Navigating Currents of Change
Suddenly, the 2018 GIH Annual Conference on Health Philanthropy is just months away! We are gearing up for it and are looking forward to the energy and intensity generated by hundreds of funders who are committed to their work and to making positive change in their communities.
This year’s theme, Navigating Currents of Change, recognizes that we are in a period of intense social change that challenges funders from several directions—all at once. Some issues, like the repeal of the Affordable Care Act, the opioid epidemic, and increasing inequality are major attention-getters. Meanwhile, less glamorous problems like chronic diseases quietly increase until, with a shock, we learn that U.S. life expectancy has fallen for another year in a row. And along with these big long-term issues are the immediate ones that are just as important to communities, like the safety-net clinic’s leaking roof or the food bank that is running out of reserves. With every passing day, the demands become more complex, vying for foundations’ resources and attention spans.
Fortunately, funders are prepared to share their guidance, best practices, and lessons learned. The annual conference speeches, sessions, site visits, and other activities will provide a rich array of examples of how foundations are tackling today’s challenging environment.
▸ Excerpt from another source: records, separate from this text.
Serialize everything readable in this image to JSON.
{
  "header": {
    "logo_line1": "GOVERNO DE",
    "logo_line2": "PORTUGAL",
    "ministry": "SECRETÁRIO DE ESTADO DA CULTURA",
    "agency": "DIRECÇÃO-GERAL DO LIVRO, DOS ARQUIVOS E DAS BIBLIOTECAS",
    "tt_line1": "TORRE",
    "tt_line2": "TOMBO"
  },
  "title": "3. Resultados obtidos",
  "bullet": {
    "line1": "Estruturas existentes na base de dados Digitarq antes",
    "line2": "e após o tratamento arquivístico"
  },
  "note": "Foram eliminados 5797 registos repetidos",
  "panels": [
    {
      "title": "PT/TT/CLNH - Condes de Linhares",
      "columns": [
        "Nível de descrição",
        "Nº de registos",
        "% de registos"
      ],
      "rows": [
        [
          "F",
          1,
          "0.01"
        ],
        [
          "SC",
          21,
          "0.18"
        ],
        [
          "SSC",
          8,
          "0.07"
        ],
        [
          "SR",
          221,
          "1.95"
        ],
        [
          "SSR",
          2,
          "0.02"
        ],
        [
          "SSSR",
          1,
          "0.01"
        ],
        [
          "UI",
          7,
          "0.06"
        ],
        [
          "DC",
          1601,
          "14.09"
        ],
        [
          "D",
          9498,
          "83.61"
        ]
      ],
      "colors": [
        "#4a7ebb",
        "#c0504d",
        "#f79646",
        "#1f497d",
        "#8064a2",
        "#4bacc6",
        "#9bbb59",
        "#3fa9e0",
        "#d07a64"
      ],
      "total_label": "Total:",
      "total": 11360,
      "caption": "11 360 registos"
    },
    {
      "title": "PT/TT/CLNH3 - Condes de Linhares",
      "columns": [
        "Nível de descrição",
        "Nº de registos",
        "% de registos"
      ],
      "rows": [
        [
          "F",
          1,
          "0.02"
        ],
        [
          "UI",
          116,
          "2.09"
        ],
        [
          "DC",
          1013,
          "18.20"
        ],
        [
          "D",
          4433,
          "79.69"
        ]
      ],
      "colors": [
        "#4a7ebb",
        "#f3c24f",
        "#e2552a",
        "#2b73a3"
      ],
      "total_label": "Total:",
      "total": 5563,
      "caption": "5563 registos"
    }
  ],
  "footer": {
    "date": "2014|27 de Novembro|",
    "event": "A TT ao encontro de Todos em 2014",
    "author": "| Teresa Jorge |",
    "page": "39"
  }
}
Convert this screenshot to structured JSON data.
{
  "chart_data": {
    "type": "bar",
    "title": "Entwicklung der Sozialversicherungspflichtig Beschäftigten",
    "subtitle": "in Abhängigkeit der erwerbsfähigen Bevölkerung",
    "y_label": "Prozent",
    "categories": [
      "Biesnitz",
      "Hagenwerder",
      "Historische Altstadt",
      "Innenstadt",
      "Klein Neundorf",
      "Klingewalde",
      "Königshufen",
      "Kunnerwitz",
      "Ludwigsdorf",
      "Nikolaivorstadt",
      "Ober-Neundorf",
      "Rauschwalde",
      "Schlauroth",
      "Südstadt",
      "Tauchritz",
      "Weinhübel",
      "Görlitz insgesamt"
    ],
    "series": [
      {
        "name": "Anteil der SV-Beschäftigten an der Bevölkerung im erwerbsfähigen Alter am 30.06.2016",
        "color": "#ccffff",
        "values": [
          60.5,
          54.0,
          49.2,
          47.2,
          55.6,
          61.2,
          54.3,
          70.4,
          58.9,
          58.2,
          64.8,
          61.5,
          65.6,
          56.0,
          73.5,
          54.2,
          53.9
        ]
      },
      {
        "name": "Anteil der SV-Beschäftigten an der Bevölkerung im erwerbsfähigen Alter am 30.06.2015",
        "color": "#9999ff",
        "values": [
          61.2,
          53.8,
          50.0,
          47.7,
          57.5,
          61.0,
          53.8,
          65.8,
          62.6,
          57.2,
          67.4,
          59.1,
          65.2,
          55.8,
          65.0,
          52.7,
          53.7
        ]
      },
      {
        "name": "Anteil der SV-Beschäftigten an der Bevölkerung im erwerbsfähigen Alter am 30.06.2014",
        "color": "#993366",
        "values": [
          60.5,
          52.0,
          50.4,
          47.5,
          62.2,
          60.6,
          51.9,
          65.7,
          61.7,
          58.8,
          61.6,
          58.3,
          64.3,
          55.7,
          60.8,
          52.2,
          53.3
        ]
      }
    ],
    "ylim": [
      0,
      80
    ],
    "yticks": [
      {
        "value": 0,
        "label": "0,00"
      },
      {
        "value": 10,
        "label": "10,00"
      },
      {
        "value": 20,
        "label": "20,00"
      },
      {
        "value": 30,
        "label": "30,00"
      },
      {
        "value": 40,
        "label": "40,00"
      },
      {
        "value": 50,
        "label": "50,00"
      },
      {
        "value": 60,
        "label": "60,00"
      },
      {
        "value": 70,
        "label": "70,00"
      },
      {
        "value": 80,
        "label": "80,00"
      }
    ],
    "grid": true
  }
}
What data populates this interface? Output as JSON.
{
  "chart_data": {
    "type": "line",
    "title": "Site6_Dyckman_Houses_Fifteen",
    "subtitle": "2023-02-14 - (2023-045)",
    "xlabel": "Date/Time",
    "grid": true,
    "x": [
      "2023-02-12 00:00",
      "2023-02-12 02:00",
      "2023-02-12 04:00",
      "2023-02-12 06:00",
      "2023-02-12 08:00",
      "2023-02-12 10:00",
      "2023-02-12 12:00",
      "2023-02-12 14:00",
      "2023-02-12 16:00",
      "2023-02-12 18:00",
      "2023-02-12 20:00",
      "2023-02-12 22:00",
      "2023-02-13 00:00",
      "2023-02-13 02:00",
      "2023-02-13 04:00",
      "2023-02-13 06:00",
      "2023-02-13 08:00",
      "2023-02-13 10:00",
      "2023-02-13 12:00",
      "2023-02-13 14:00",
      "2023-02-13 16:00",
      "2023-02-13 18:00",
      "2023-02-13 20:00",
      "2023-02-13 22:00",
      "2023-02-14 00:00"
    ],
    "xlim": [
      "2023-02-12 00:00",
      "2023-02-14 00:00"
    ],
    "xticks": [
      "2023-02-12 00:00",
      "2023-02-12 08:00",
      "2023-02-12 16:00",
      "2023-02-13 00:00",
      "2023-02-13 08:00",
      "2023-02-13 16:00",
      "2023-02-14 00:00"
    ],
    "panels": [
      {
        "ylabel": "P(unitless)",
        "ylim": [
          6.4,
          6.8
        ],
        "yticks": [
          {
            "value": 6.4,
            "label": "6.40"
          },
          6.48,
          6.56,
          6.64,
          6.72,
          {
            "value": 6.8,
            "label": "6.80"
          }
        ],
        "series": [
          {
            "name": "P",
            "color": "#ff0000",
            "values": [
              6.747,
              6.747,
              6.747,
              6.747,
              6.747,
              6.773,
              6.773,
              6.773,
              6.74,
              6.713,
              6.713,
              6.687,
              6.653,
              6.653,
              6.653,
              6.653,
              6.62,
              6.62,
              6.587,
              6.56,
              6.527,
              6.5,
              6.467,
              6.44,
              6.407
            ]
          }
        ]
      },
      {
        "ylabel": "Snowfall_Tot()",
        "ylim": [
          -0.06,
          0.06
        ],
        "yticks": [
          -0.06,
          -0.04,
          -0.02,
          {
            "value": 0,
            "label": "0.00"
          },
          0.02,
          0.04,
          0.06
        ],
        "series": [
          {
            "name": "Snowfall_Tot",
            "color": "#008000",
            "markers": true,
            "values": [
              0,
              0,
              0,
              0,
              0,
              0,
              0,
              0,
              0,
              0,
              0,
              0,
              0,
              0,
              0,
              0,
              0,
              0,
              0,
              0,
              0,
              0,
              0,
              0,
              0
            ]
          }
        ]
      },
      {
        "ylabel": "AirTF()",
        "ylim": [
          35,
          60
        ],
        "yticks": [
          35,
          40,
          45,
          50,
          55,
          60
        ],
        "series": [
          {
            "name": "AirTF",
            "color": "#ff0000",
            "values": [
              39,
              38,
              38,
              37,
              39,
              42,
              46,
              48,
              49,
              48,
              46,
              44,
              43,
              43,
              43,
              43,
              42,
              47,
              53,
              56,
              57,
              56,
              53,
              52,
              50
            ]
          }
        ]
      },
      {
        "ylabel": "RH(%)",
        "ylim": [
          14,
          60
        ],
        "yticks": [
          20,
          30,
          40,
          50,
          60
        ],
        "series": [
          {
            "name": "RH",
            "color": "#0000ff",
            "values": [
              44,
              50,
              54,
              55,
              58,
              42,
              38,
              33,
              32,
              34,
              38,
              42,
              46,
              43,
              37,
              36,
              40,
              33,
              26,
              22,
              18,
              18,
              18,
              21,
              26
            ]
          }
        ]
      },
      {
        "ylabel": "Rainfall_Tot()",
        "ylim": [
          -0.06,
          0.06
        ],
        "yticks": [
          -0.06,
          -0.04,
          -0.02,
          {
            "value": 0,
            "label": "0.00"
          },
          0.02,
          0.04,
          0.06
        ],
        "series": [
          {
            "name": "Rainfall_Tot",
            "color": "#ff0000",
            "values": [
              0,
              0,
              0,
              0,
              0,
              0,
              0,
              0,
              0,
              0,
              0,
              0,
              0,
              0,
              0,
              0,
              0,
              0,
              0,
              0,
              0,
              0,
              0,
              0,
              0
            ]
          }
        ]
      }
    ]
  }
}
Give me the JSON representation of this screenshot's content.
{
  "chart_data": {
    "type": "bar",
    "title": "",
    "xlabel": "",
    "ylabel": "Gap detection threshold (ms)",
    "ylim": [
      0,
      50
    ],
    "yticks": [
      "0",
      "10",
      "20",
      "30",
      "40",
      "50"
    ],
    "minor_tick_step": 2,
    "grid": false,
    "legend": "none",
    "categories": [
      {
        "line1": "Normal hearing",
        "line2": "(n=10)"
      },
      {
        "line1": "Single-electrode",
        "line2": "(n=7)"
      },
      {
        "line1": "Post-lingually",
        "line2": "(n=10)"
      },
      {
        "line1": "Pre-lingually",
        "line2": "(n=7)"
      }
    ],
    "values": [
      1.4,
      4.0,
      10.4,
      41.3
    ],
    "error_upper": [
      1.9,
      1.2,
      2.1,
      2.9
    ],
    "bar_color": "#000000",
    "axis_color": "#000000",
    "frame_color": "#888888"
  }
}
To get a head-start on the conversation, we asked GIH board members about the tools and strategies they are using in their work to respond to the current environment. We got an interesting array of answers. One board member said she is being careful not to apply technical fixes to complex adaptive problems, the danger being that technical fixes contribute to incrementalism. Another said that he is trying to identify common ground among the range of organizations and leaders in the communities his foundation serves. By doing so, the foundation hopes to foster a shared sense of direction, while also recognizing the importance of acknowledging the diversity of local and regional differences among communities.
One board member’s foundation is part of an ongoing multicommunity project to transform the health ecosystem in order to assure better population health, access to quality health care, and lower health costs, while supporting greater equity and economic prosperity. Another’s foundation is resisting the temptation to retreat to safe and service-oriented grantmaking by speaking forcefully and bearing witness to the times, thereby awakening empathy and evoking action to support health for all.
Internal and personal actions are also important. One board member is creating a working atmosphere that supports team members by encouraging them to act thoughtfully (slow down!) and by providing opportunities for them to build their confidence while learning. And, in the spirit of the airlines’ guidance to “put on your own oxygen mask first,” she is not neglecting her personal health needs.